Ceanne Oliveira [*]

A política socioeducativa direcionada aos adolescentes em conflito com a lei é um tema que tem suscitado profundos debates e preocupações. Com o aumento da sensação de insegurança na sociedade, têm-se intensificado as discussões sobre a redução da maioridade penal e o aumento da rigidez nas medidas socioeducativas como forma de conter a prática de atos infracionais, principalmente aqueles cometidos mediante violência ou grave ameaça.

Trata-se de tema bastante delicado no âmbito do Direito da Criança e do Adolescente, tendo em vista que, sem uma implementação de políticas públicas adequadas para a ressocialização desses jovens, dificilmente será possível afastá-los de uma recidiva na prática de outras infrações e, por conseguinte, alcançar uma diminuição nas práticas ilícitas.

Com efeito, a experiência que vemos no cotidiano é a de que manter o jovem segregado, afastado da sociedade, sem a adoção de qualquer medida para a sua reinserção social, não promove a redução da delinquência.

A propósito, a Constituição da República, em seu artigo 227, consagra a doutrina da proteção integral às crianças e aos adolescentes. Segundo o mencionado dispositivo, são assegurados à criança, ao adolescente e ao jovem os direitos fundamentais, além de outros que são próprios das fases da infância e adolescência. Assim, conforme estabelecido nesse artigo, é dever da família, da sociedade e do Estado assegurar-lhes, com absoluta prioridade,

 o direito à vida, à saúde, à alimentação, à educação, ao lazer, à profissionalização, à cultura, à dignidade, ao respeito, à liberdade e à convivência familiar e comunitária, além de colocá-los a salvo de toda forma de negligência, discriminação, exploração, violência, crueldade e opressão.[1]
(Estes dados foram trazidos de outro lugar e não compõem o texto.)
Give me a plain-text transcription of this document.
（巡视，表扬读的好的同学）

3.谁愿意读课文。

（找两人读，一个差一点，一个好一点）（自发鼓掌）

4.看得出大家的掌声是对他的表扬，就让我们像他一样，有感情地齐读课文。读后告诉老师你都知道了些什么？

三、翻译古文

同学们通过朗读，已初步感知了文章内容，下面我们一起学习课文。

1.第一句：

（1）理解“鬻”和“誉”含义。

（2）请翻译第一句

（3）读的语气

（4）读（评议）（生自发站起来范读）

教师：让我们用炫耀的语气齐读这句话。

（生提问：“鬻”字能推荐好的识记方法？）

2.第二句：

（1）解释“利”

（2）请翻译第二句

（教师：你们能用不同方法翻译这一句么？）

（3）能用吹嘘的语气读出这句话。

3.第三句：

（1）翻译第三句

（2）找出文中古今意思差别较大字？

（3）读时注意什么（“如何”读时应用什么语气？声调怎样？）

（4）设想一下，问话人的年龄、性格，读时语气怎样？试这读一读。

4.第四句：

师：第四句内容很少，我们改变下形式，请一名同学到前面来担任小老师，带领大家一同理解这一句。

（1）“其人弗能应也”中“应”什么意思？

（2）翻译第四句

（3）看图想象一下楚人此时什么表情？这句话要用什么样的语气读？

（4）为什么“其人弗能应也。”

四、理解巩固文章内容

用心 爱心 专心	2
No referido dispositivo, observa-se que o princípio da dignidade da pessoa humana, previsto no art. 1º, inciso III, da Carta Magna como fundamento essencial do Estado Democrático de Direito, foi expressamente assegurado como direito fundamental das crianças, dos adolescentes e jovens, o que revela a especial dimensão da proteção constitucional a eles assegurada.
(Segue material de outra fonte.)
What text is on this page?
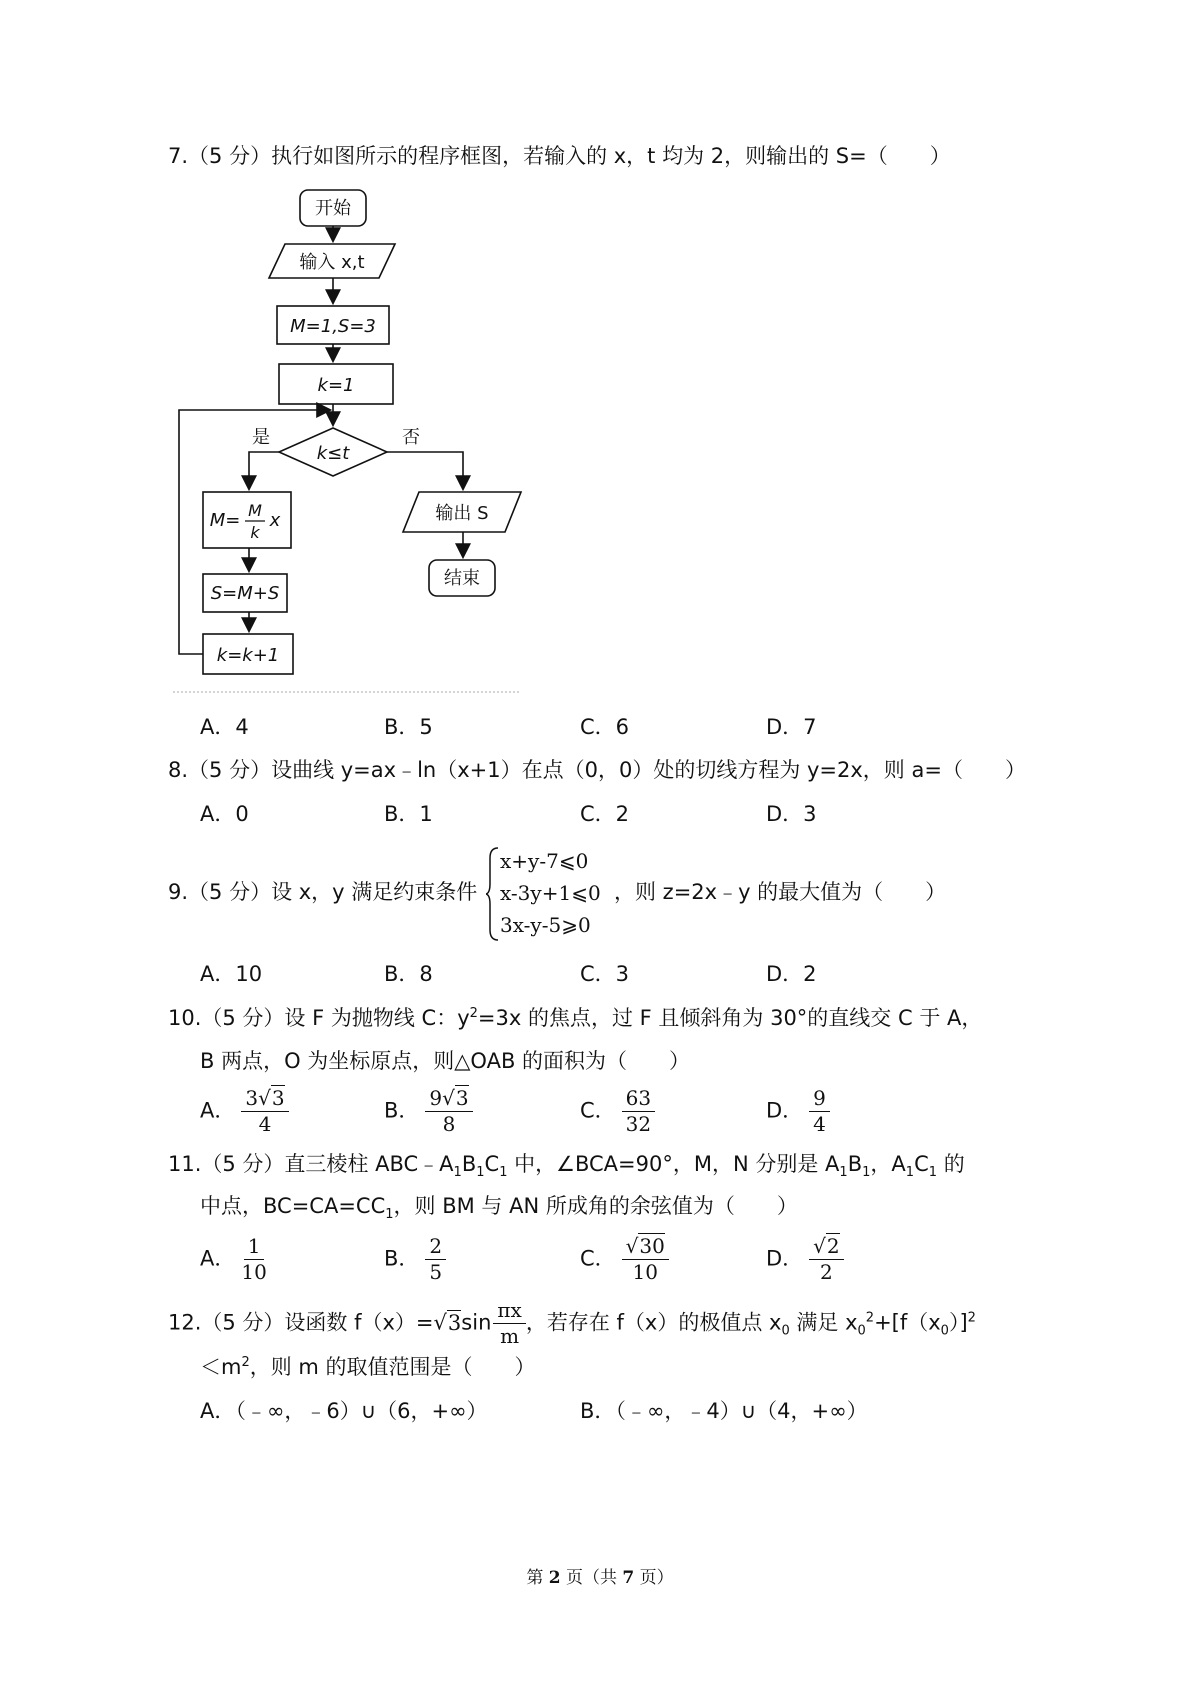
7.（5 分）执行如图所示的程序框图，若输入的 x，t 均为 2，则输出的 S=（　　）
开始
输入 x,t
M=1,S=3
k=1
k≤t
是	否
M= M
k
x
S=M+S
k=k+1
输出 S
结束
A．4	B．5	C．6	D．7
8.（5 分）设曲线 y=ax﹣ln（x+1）在点（0，0）处的切线方程为 y=2x，则 a=（　　）
A．0	B．1	C．2	D．3
9.（5 分）设 x，y 满足约束条件
x+y-7⩽0
x-3y+1⩽0
3x-y-5⩾0
，则 z=2x﹣y 的最大值为（　　）
A．10	B．8	C．3	D．2
10.（5 分）设 F 为抛物线 C：$y^2=3x$ 的焦点，过 F 且倾斜角为 30°的直线交 C 于 A，
B 两点，O 为坐标原点，则△OAB 的面积为（　　）
A． $\frac{3√3}{4}$	B． $\frac{9√3}{8}$	C． $\frac{63}{32}$	D． $\frac{9}{4}$
11.（5 分）直三棱柱 $ABC﹣A_1B_1C_1$ 中，∠BCA=90°，M，N 分别是 $A_1B_1$，$A_1C_1$ 的
中点，$BC=CA=CC_1$，则 BM 与 AN 所成角的余弦值为（　　）
A． $\frac{1}{10}$	B． $\frac{2}{5}$	C． $\frac{√30}{10}$	D． $\frac{√2}{2}$
12.（5 分）设函数 $f(x)=√3\sin \frac{\pi x}{m}$ ，若存在 f（x）的极值点 $x_0$ 满足 $x_0^2+[f(x_0)]^2$
$<m^2$，则 m 的取值范围是（　　）
A．（﹣∞，﹣6）∪（6，+∞）	B．（﹣∞，﹣4）∪（4，+∞）
第 2 页（共 7 页）
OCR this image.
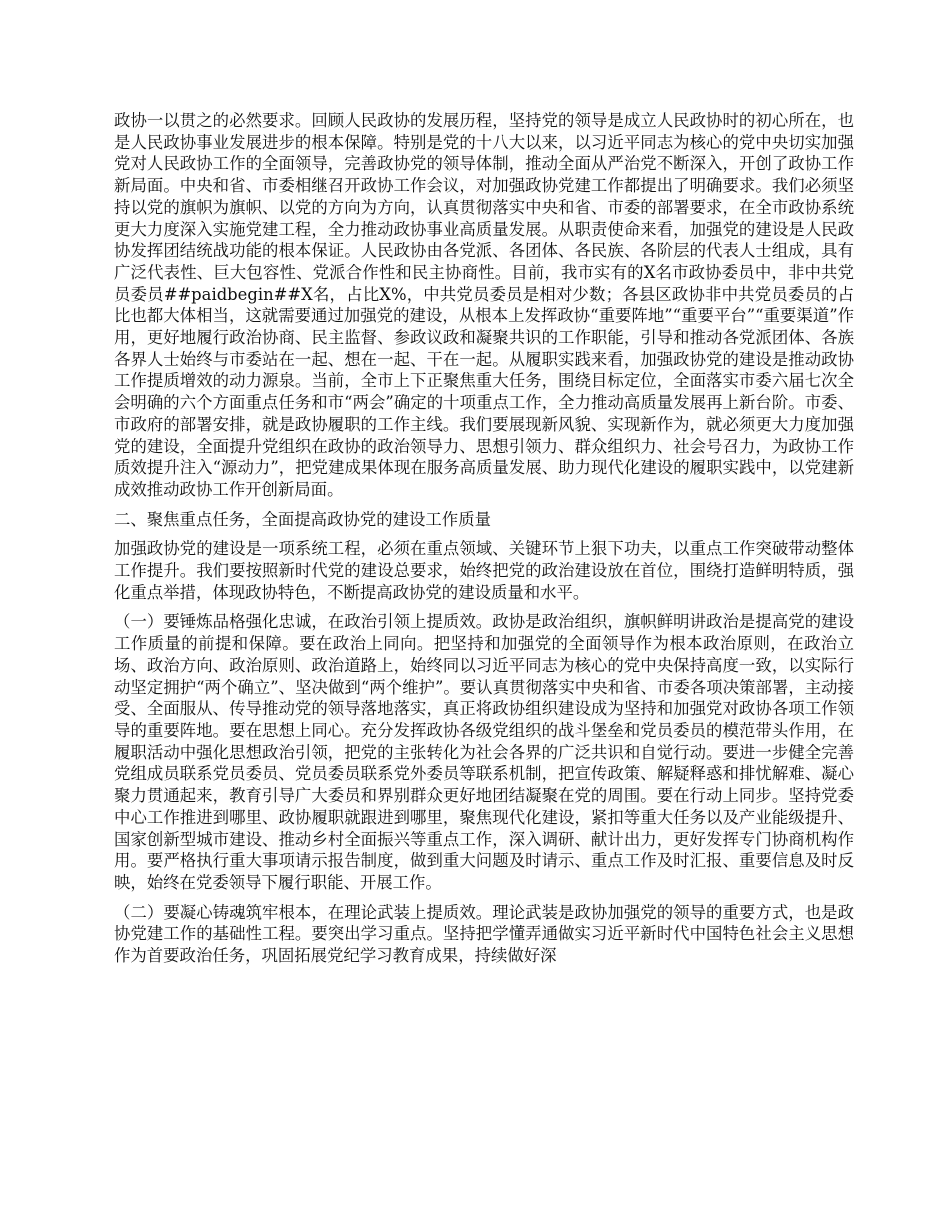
政协一以贯之的必然要求。回顾人民政协的发展历程，坚持党的领导是成立人民政协时的初心所在，也是人民政协事业发展进步的根本保障。特别是党的十八大以来，以习近平同志为核心的党中央切实加强党对人民政协工作的全面领导，完善政协党的领导体制，推动全面从严治党不断深入，开创了政协工作新局面。中央和省、市委相继召开政协工作会议，对加强政协党建工作都提出了明确要求。我们必须坚持以党的旗帜为旗帜、以党的方向为方向，认真贯彻落实中央和省、市委的部署要求，在全市政协系统更大力度深入实施党建工程，全力推动政协事业高质量发展。从职责使命来看，加强党的建设是人民政协发挥团结统战功能的根本保证。人民政协由各党派、各团体、各民族、各阶层的代表人士组成，具有广泛代表性、巨大包容性、党派合作性和民主协商性。目前，我市实有的X名市政协委员中，非中共党员委员##paidbegin##X名，占比X%，中共党员委员是相对少数；各县区政协非中共党员委员的占比也都大体相当，这就需要通过加强党的建设，从根本上发挥政协“重要阵地”“重要平台”“重要渠道”作用，更好地履行政治协商、民主监督、参政议政和凝聚共识的工作职能，引导和推动各党派团体、各族各界人士始终与市委站在一起、想在一起、干在一起。从履职实践来看，加强政协党的建设是推动政协工作提质增效的动力源泉。当前，全市上下正聚焦重大任务，围绕目标定位，全面落实市委六届七次全会明确的六个方面重点任务和市“两会”确定的十项重点工作，全力推动高质量发展再上新台阶。市委、市政府的部署安排，就是政协履职的工作主线。我们要展现新风貌、实现新作为，就必须更大力度加强党的建设，全面提升党组织在政协的政治领导力、思想引领力、群众组织力、社会号召力，为政协工作质效提升注入“源动力”，把党建成果体现在服务高质量发展、助力现代化建设的履职实践中，以党建新成效推动政协工作开创新局面。

二、聚焦重点任务，全面提高政协党的建设工作质量

加强政协党的建设是一项系统工程，必须在重点领域、关键环节上狠下功夫，以重点工作突破带动整体工作提升。我们要按照新时代党的建设总要求，始终把党的政治建设放在首位，围绕打造鲜明特质，强化重点举措，体现政协特色，不断提高政协党的建设质量和水平。

（一）要锤炼品格强化忠诚，在政治引领上提质效。政协是政治组织，旗帜鲜明讲政治是提高党的建设工作质量的前提和保障。要在政治上同向。把坚持和加强党的全面领导作为根本政治原则，在政治立场、政治方向、政治原则、政治道路上，始终同以习近平同志为核心的党中央保持高度一致，以实际行动坚定拥护“两个确立”、坚决做到“两个维护”。要认真贯彻落实中央和省、市委各项决策部署，主动接受、全面服从、传导推动党的领导落地落实，真正将政协组织建设成为坚持和加强党对政协各项工作领导的重要阵地。要在思想上同心。充分发挥政协各级党组织的战斗堡垒和党员委员的模范带头作用，在履职活动中强化思想政治引领，把党的主张转化为社会各界的广泛共识和自觉行动。要进一步健全完善党组成员联系党员委员、党员委员联系党外委员等联系机制，把宣传政策、解疑释惑和排忧解难、凝心聚力贯通起来，教育引导广大委员和界别群众更好地团结凝聚在党的周围。要在行动上同步。坚持党委中心工作推进到哪里、政协履职就跟进到哪里，聚焦现代化建设，紧扣等重大任务以及产业能级提升、国家创新型城市建设、推动乡村全面振兴等重点工作，深入调研、献计出力，更好发挥专门协商机构作用。要严格执行重大事项请示报告制度，做到重大问题及时请示、重点工作及时汇报、重要信息及时反映，始终在党委领导下履行职能、开展工作。

（二）要凝心铸魂筑牢根本，在理论武装上提质效。理论武装是政协加强党的领导的重要方式，也是政协党建工作的基础性工程。要突出学习重点。坚持把学懂弄通做实习近平新时代中国特色社会主义思想作为首要政治任务，巩固拓展党纪学习教育成果，持续做好深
Ademais, a norma confere prioridade absoluta aos direitos da população infanto-juvenil, prevendo a responsabilidade compartilhada da família, da sociedade e do Estado para garantir a sua efetividade, estabelecendo, ainda, as diretrizes para a concretização das políticas públicas a eles direcionadas.

Compreendendo a doutrina da proteção integral como programa de ação, assinala Mário Luiz Ramidoff:

A doutrina da proteção integral enquanto programa de ação deve continuar vinculando as proposições legislativas e as atividades administrativas adotadas pelos gestores públicos assim como as medidas judiciais, pelo maior tempo possível, senão, o que for necessário para a (re)organização social e política da Nação brasileira (re)estruturando funcionalmente as intervenções estatais (Poder Público) para a (re)democratização das relações sociais que se desenvolvem comunitariamente na promoção e defesa dos direitos fundamentais afetos à infância e à juventude.[2] 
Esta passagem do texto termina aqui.